Pêcheurs missionnés et visite d’observateurs
La question de la transparence dans les « prélèvements » de squales aurait en effet de quoi relancer les polémiques sur le traitement de « la crise requins », comme on dit à La Réunion. Depuis 2011, des requins-tigres (Galeocerdo cuvier) et bouledogues (Carcharinus leucas) sont à l’origine de onze attaques mortelles sur le littoral de l’île, dans lesquelles l’implication des seconds est citée dix fois.
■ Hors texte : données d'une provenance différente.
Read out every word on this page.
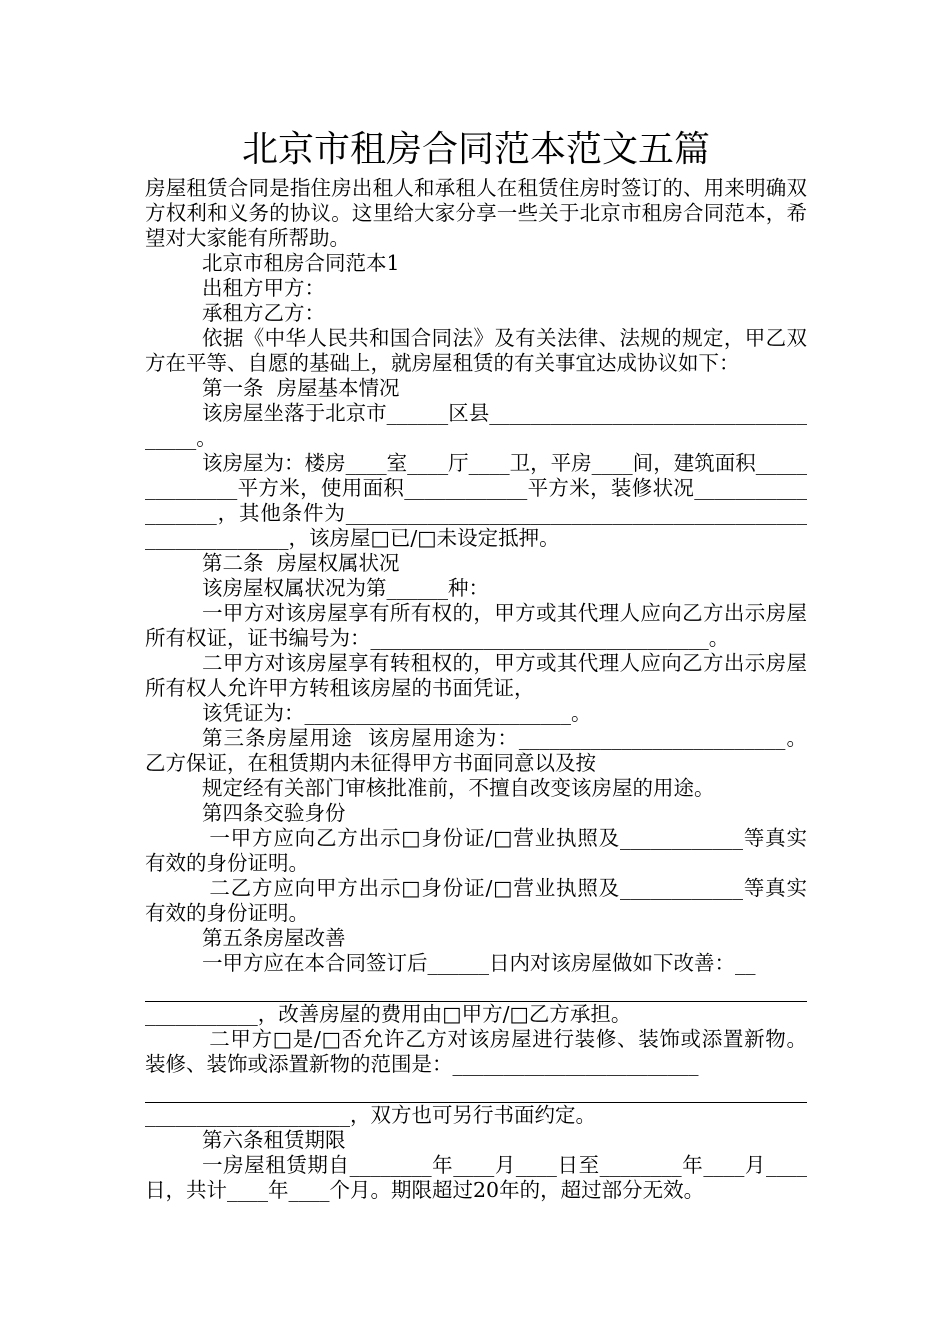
北京市租房合同范本范文五篇

房屋租赁合同是指住房出租人和承租人在租赁住房时签订的、用来明确双方权利和义务的协议。这里给大家分享一些关于北京市租房合同范本，希望对大家能有所帮助。

北京市租房合同范本1

出租方甲方：

承租方乙方：

依据《中华人民共和国合同法》及有关法律、法规的规定，甲乙双方在平等、自愿的基础上，就房屋租赁的有关事宜达成协议如下：

第一条  房屋基本情况

该房屋坐落于北京市______区县____________________________________。

该房屋为：楼房____室____厅____卫，平房____间，建筑面积______________平方米，使用面积____________平方米，装修状况__________________，其他条件为___________________________________________________________，该房屋□已/□未设定抵押。

第二条  房屋权属状况

该房屋权属状况为第______种：

一甲方对该房屋享有所有权的，甲方或其代理人应向乙方出示房屋所有权证，证书编号为：_________________________________。

二甲方对该房屋享有转租权的，甲方或其代理人应向乙方出示房屋所有权人允许甲方转租该房屋的书面凭证，

该凭证为：__________________________。

第三条房屋用途  该房屋用途为：__________________________。乙方保证，在租赁期内未征得甲方书面同意以及按

规定经有关部门审核批准前，不擅自改变该房屋的用途。

第四条交验身份

一甲方应向乙方出示□身份证/□营业执照及____________等真实有效的身份证明。

二乙方应向甲方出示□身份证/□营业执照及____________等真实有效的身份证明。

第五条房屋改善

一甲方应在本合同签订后______日内对该房屋做如下改善：__

___________，改善房屋的费用由□甲方/□乙方承担。

二甲方□是/□否允许乙方对该房屋进行装修、装饰或添置新物。装修、装饰或添置新物的范围是：________________________

____________________，双方也可另行书面约定。

第六条租赁期限

一房屋租赁期自________年____月____日至________年____月____日，共计____年____个月。期限超过20年的，超过部分无效。
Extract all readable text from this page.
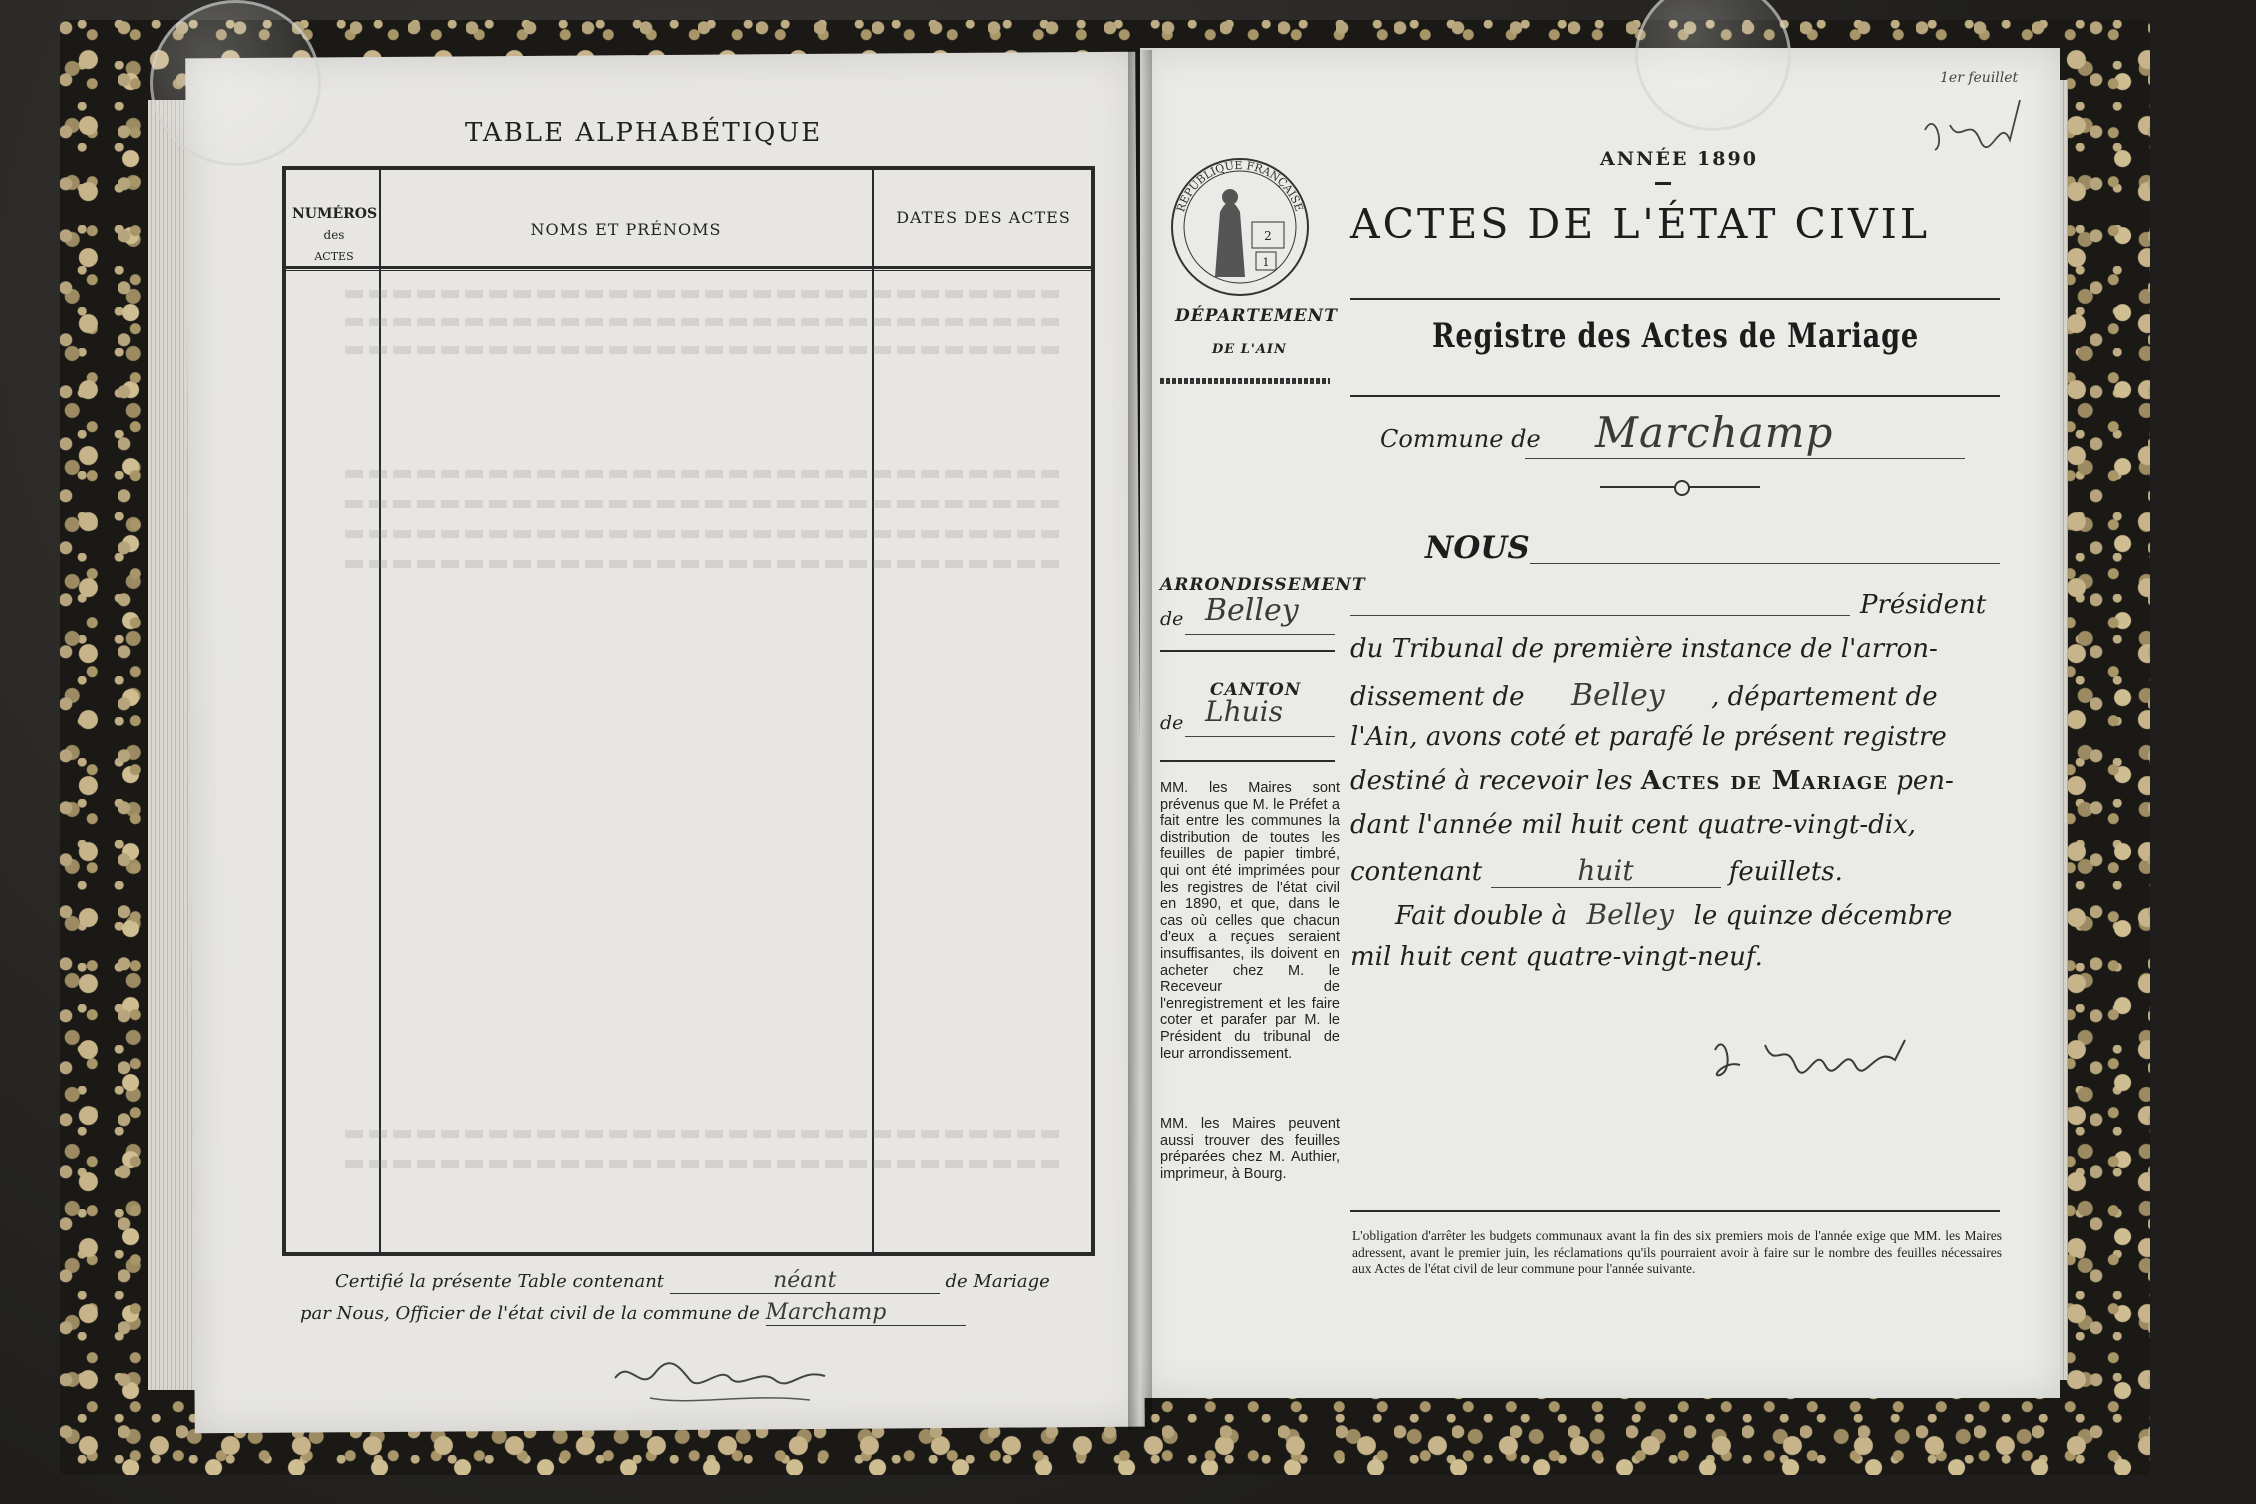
TABLE ALPHABÉTIQUE
NUMÉROS
des
ACTES
NOMS ET PRÉNOMS
DATES DES ACTES
Certifié la présente Table contenant	néant	de Mariage
par Nous, Officier de l'état civil de la commune de Marchamp
RÉPUBLIQUE FRANÇAISE
2
1
ANNÉE 1890
ACTES DE L'ÉTAT CIVIL
DÉPARTEMENT
DE L'AIN	Registre des Actes de Mariage
Commune de Marchamp
NOUS
ARRONDISSEMENT
de Belley
CANTON
de Lhuis
Président
du Tribunal de première instance de l'arron-
dissement de Belley , département de
l'Ain, avons coté et parafé le présent registre
destiné à recevoir les Actes de Mariage pen-
dant l'année mil huit cent quatre-vingt-dix,
contenant	huit	feuillets.
Fait double à Belley le quinze décembre
mil huit cent quatre-vingt-neuf.
MM. les Maires sont prévenus que M. le Préfet a fait entre les communes la distribution de toutes les feuilles de papier timbré, qui ont été imprimées pour les registres de l'état civil en 1890, et que, dans le cas où celles que chacun d'eux a reçues seraient insuffisantes, ils doivent en acheter chez M. le Receveur de l'enregistrement et les faire coter et parafer par M. le Président du tribunal de leur arrondissement.
MM. les Maires peuvent aussi trouver des feuilles préparées chez M. Authier, imprimeur, à Bourg.
L'obligation d'arrêter les budgets communaux avant la fin des six premiers mois de l'année exige que MM. les Maires adressent, avant le premier juin, les réclamations qu'ils pourraient avoir à faire sur le nombre des feuilles nécessaires aux Actes de l'état civil de leur commune pour l'année suivante.
1er feuillet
Les surfeurs ont payé le plus lourd tribut de cette dramatique série.
Les autorités ont tenté de réduire les risques en interdisant d’abord les activités nautiques, puis en ayant progressivement recours à des dispositifs d’observation à terre et subaquatiques, avec des caméras, des sonars, une application mobile, des équipements de protection individuels, des filets autour des quelques lieux de baignade autorisés.
Depuis 2014, une grande partie du programme repose sur les sept pêcheurs missionnés et rémunérés par le CSR – 300 euros pour le déploiement d’une « palangre verticale avec alertes de capture », c’est-à-dire des lignes équipées d’hameçons et d’un système d’alarme prévenant les professionnels de leur éventuelle capture.
Selon le dernier bilan présenté sur le site de cet organisme, leurs bateaux sont sortis près de 300 fois en mer du 1er septembre au 30 novembre 2020, où ils ont capturé trois requins-tigres et un bouledogue. Au total, en six ans, ils ont sorti de l’eau 275 des premiers et 125 des seconds, annoncent-ils.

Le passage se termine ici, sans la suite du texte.